Par Raymond Clément.

Au-delà des discours politiciens, retenons ceci : en plus de devoir à l’occasion subir des interférences politiques, la Société de la Couronne doit vivre avec les conséquences d’une mauvaise planification due à une analyse incomplète du marché de la demande manitobaine et du marché de l’exportation.

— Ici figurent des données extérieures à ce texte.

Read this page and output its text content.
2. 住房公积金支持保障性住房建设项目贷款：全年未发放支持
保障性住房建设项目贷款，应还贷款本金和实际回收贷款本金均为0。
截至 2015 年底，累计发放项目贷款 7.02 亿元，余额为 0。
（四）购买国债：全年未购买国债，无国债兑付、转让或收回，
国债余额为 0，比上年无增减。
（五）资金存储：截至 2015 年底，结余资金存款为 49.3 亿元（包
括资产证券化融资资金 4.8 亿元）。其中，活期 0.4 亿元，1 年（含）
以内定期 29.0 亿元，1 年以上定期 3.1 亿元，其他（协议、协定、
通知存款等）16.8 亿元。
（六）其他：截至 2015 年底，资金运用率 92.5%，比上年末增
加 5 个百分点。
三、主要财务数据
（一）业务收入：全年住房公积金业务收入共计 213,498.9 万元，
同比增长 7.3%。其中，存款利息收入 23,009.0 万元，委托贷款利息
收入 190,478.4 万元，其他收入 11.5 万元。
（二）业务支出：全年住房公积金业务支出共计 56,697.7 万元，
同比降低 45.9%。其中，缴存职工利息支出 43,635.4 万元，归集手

Les preuves des errements : Keeyask et Bipole III

Plusieurs études bien connues des experts ont démontré que la construction du barrage hydroélectrique Keeyask aurait pu être retardé jusqu’en 2040. Du coup on aurait pu remettre à plus tard la ligne de transmission Bipole III, dont les coûts estimés au départ à 1,0 milliard de $ ont grimpé à 4,6 milliards. Pareille retenue aurait permis de limiter la dette à entre 10 et 15 milliards $, alors qu’elle dépasse aujourd’hui les 22 milliards $.

Les conséquences des errements sur le marché de l’exportation

Hydro Manitoba a toujours vanté les mérites des exportations d’électricité vers les marchés américains. La Société de la Couronne prévoyait que les ventes payeraient le coût du barrage Keeyask et entraînerait une baisse des tarifs manitobains. Rien de la sorte ne s’est produit jusqu’à maintenant.

Essentiellement parce que les analyses d’Hydro Manitoba n’ont pas pris en compte deux facteurs qui affectent nos exportations : l’impact du gaz naturel de schiste qui a fait baisser le prix américain de l’électricité, ainsi que l’arrivée de l’éolienne dans la production américaine. Le prix américain de vente entre 2005 et 2021 se situait aux alentours de 4,6 cents/KWh. Or, les coûts de production d’Hydro Manitoba sont bien au-delà des 10 cents/KWh. En clair : nous sommes en train de subventionner les consommateurs américains.

Les conséquences des errements sur le marché manitobain

La croissance économique annuelle durant les années 1960 et 1970 se chiffrait entre 3,5 % et 5,0 %, alors que la demande pour l’électricité augmentait annuellement entre 5 % et 8,0 %. Depuis 16 ans, la croissance économique annuelle s’est chiffrée à 1,8 % et la demande électrique a été de 0,6 %, bien en-dessous des prévisions d’Hydro Manitoba. Le secteur résidentiel a tenu bon avec une croissance moyenne annuelle de 2,1 %. C’est du côté minier et manufacturier que les choses se sont gâtées. Ces secteurs ont connu une baisse moyenne annuelle de 0,9 %.

Si bien que par nécessité le prix de l’électricité a beaucoup augmenté pendant ces derniers 16 ans. Au point où le tarif en 2021 se situe à 9,6 cents/KWh. En 2005, il était encore parmi les plus bas au monde, soit à 6,0 cents/KWh.

Que faire maintenant? Espérer malgré tout!

Plusieurs idées ont été avancées. Comme par exemple transitionner la production électrique vers le secteur du transport ou encore construire un réseau transcanadien afin d’éliminer les génératrices canadiennes qui fonctionnent aux énergies fossiles. Chacune de ces idées sont bonnes. Mais elles comportent bien évidemment aussi leur part de défis.

Les évènements climatiques au Canada et à l’échelle mondiale nous interpellent plus que jamais : nous devons modifier nos façons de vivre. Est-ce que la Province et Hydro Manitoba vont faire les bons choix? Leur bilan jusqu’à présent n’est guère inspirant. Mais nous sommes condamnés à espérer malgré tout.